Taipei, Sept. 4 (CNA) A vast majority of the Taiwanese people polled in a recent survey see themselves as ethnically Chinese, the pollster said Thursday.
Some 87 percent of the repondents said they think of themselves as part of the ethnic Chinese community, said Taiwan Competitiveness Forum CEO Hsieh Ming-hui, citing the results of the latest survey conducted by the local think tank.
Meanwhile, the portion of Taiwanese people who believe they are actually Chinese rose to 53 percent, the results show.
According to Hsieh, the results show that the impact of a massive movement against an agreement to open Taiwan's service sector to Chinese investment in March and April has faded.

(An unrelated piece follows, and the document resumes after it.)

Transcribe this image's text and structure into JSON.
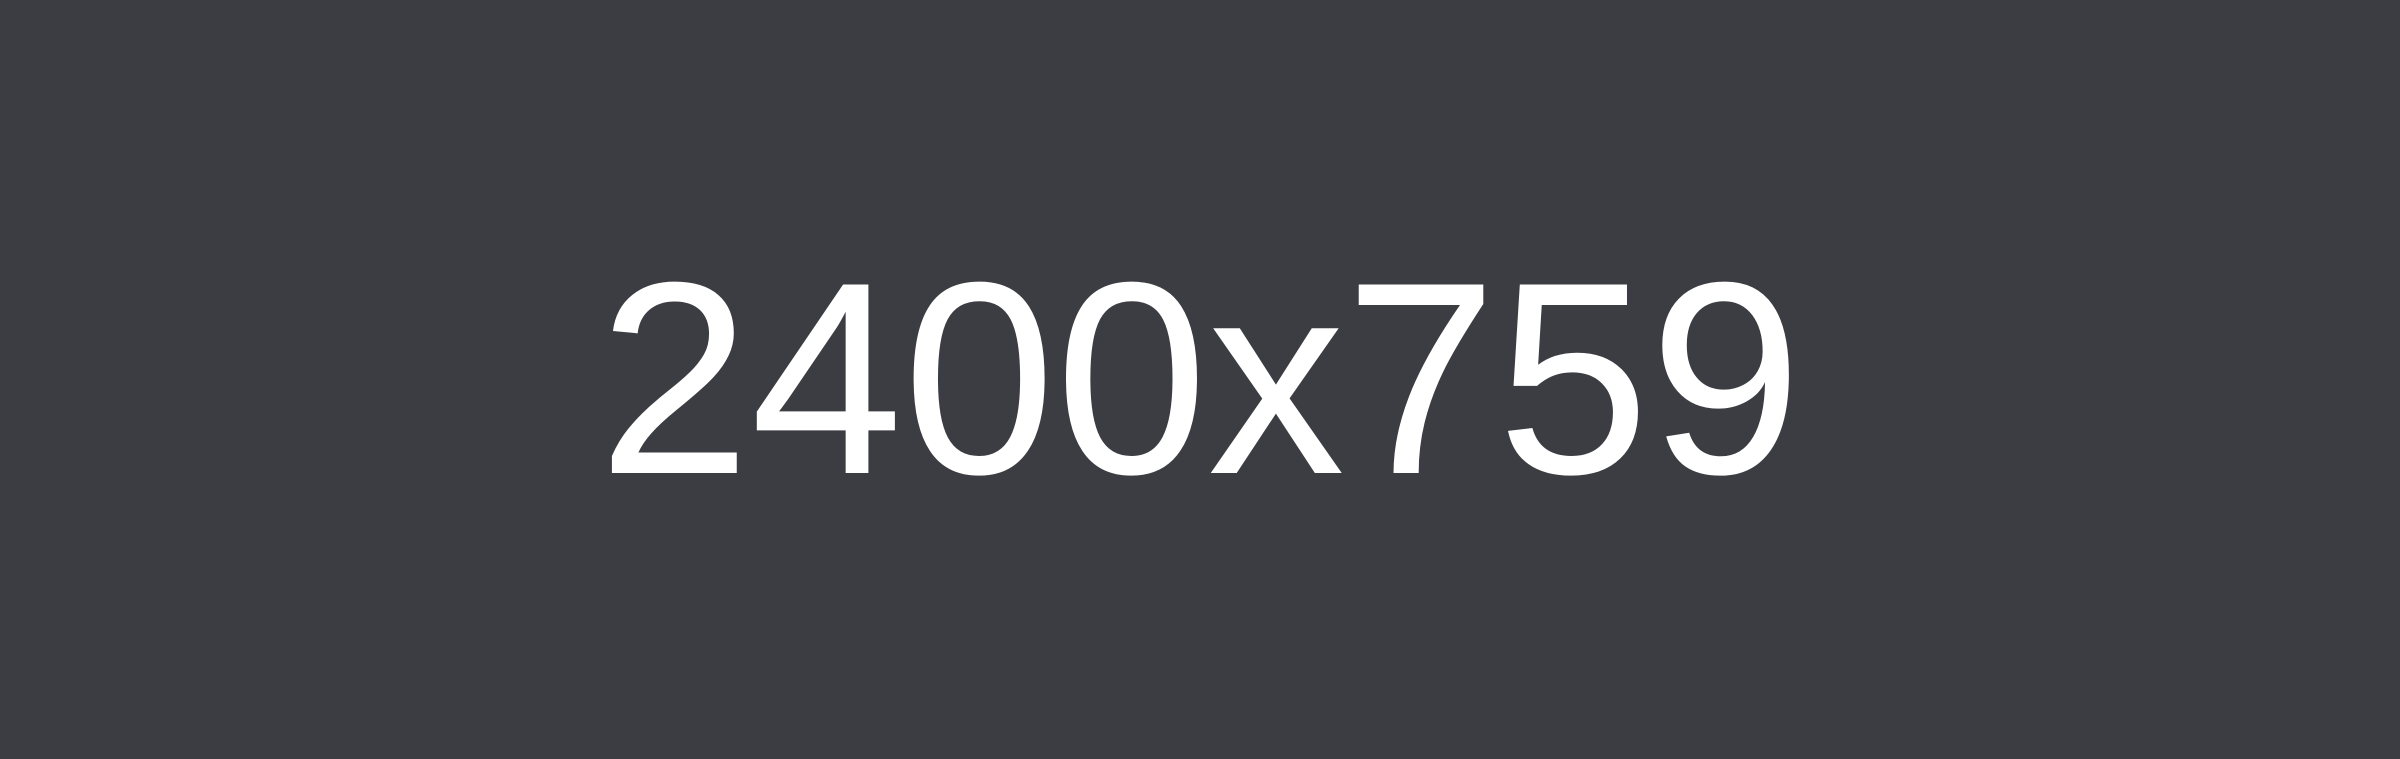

Speaking at a seminar in Taipei in which he unveiled the poll results, Hsieh urged the government to seize on the growing amity toward China and continue its push to improve two-way ties, and he expressed hope for progress in the trade-in-services deal and a subsequent trade-in-goods agreement with China.
The survey also showed that over half of those polled think that if the opposition Democratic Progressive Party (DPP) wants to produce cross-strait policies that appeal to the majority of Taiwanese people, it will have to adjust its pro-Taiwan independence stance.
Hsieh also said it is imperative for the DPP to garner support from locals who believe they are ethnically Chinese to win the 2016 presidential election.
Lin Chin-yuan, an associate professor of economics at Tamkang University who attended the seminar, echoed Hsieh's opinion, but said that it might take defeat in 2016 to compel the DPP to make the adjustments.
Chiu Yi, a board member of the Taiwan Institute of Economic Research, another think tank, dismissed the urgency for a DPP policy change, saying that the major opposition party can win the presidential vote against the ruling Kuomintang even without such a shift, as the KMT administration has been performing so poorly.
Chiu, who was also at the seminar, said the DPP needs to face up to the "reality" in cross-strait relations should it be returned to power two years from now. He did not elaborate.
The survey on Taiwanese people's ethnic indentity in the quarter ending in August was based on 1,078 valid samples collected from people over the age of 20.
It had a confidence level of 95 percent and a margin of error of plus or minus 3 percentage points.